Напрасно я цитировал Марка Аврелия, сказавшего бессмертное: «Делай что должен, случится что суждено». Не помогали ни философы-стоики, ни воспитатели императорских детей, а наскоро состряпать некую подходящую фразу, сославшись на Библию, которая у царя тоже была «в авторитете», я не рискнул – уж очень хорошо он ее знает, да и не мастак я в церковнославянском языке. Потому приходилось отступать и... терпеливо выслушивать очередную порцию опасений насчет вечного блаженства и прочих жалоб на свое окружение, которым Годунов не всегда знал меру.
Правда, о «звезде», то бишь комете, он больше не заикался, да и то скорее всего из-за боязни – вдруг я чего-то там недоговорил или открылись какие-то дополнительные данные, все-таки предсказывающие «гибель некоторых царственных особ». Но мне хватало заморочек и помимо этого небесного явления.
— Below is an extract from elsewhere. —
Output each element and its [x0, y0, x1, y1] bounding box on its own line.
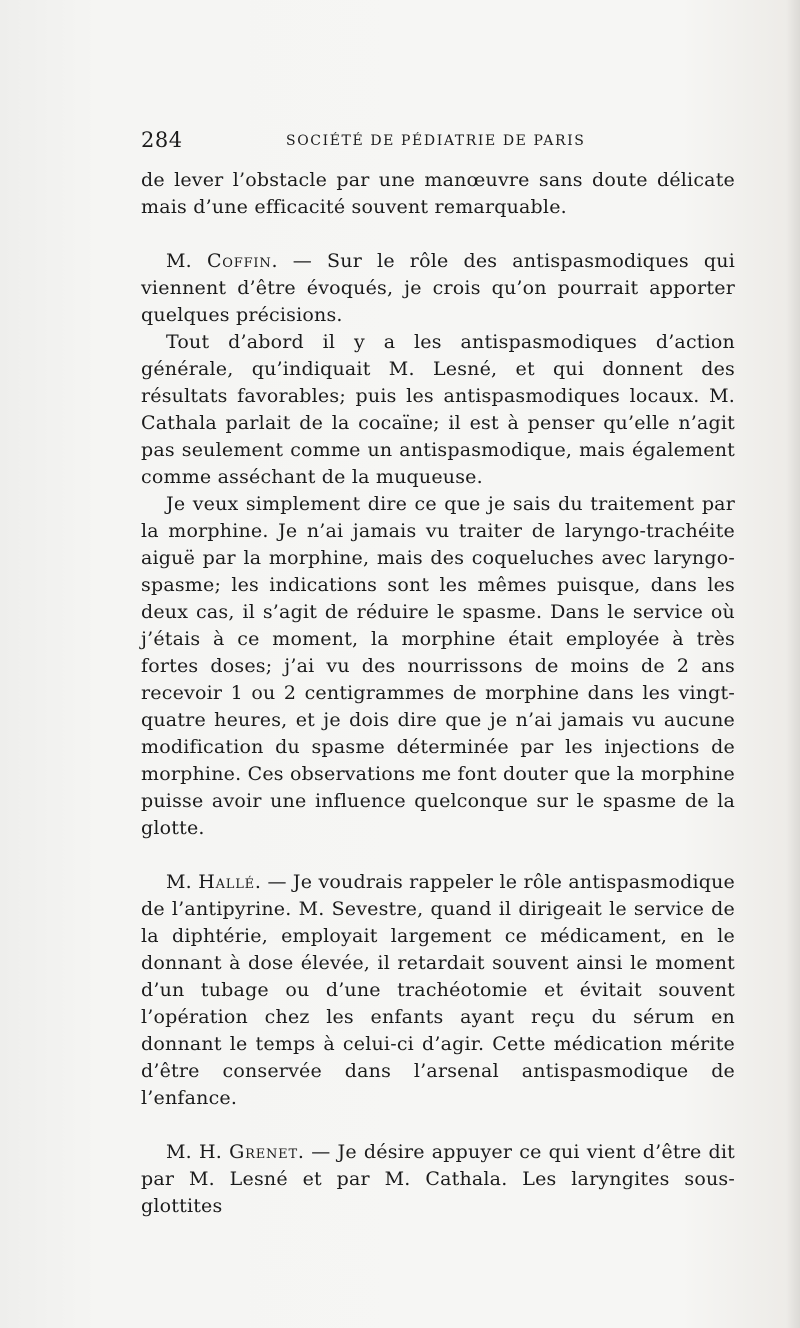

Жалкое зрелище – человек, потерявший мужество умереть и не имеющий мужества жить. Да и не понять мне его. Может, из-за молодости – мне-то в те места не скоро, но, по-моему, страх перед адом – это уже ад. И вообще, глупо портить себе жизнь страхом перед будущим и чувствовать себя несчастным из-за того, что когда-нибудь станешь несчастным.
Как я только ни изгалялся, чтоб поднять ему настроение. Сложность состояла еще и в том, что, как проницательный человек, он четко улавливал фальшь, а коли тебя ценят за прямоту и честность, то не хотелось бы терять репутацию. Потому приходилось действовать очень осторожно, хотя я все равно ухитрялся всадить в свои речи парочку комплиментов, но тщательно маскируя их под искренность.
Но все было тщетно. Он умолкал, светлел лицом, но... только для того, чтобы через час вновь помрачнеть.
– Мыслишь, не слышу я, яко шептуны за моей спиной шу-шу-шу? Очень уж им завидно, глядючи на мой трон,– тянул он свое нескончаемое тоскливое повествование.– Бают-де, что пращур мой – татарский мурза Чет, в крещении Захарий, кой выехал из Орды к великому князю московскому Ивану Даниловичу Калите и построил в Костроме Ипатьевский монастырь. Что построил, не отрекаюсь – истинно. Остальное – лжа. Наш род искони на Руси проживал. В зажиточных да именитых не хаживал – то верно, но и в рабах не бывал. Веришь ли? – ищуще обратился он ко мне.
– Верю, государь,– кивнул я.– К тому же еще древние говорили, что нет царя, который не произошел бы от раба.
– Прямо так и сказывали? – восхитился он.
– Прямо так,– подтвердил я.
Очередной приступ бодрости, увы, длился совсем недолго, всего несколько минут.
– Хоша они и древние, но того, перемудрили,– со вздохом заметил Борис Федорович.– Не может же в самом деле кажный царь из рабов быти. Негоже оно как-то. Не клеится. Известное дело, за ради красного словца чего не поведаешь.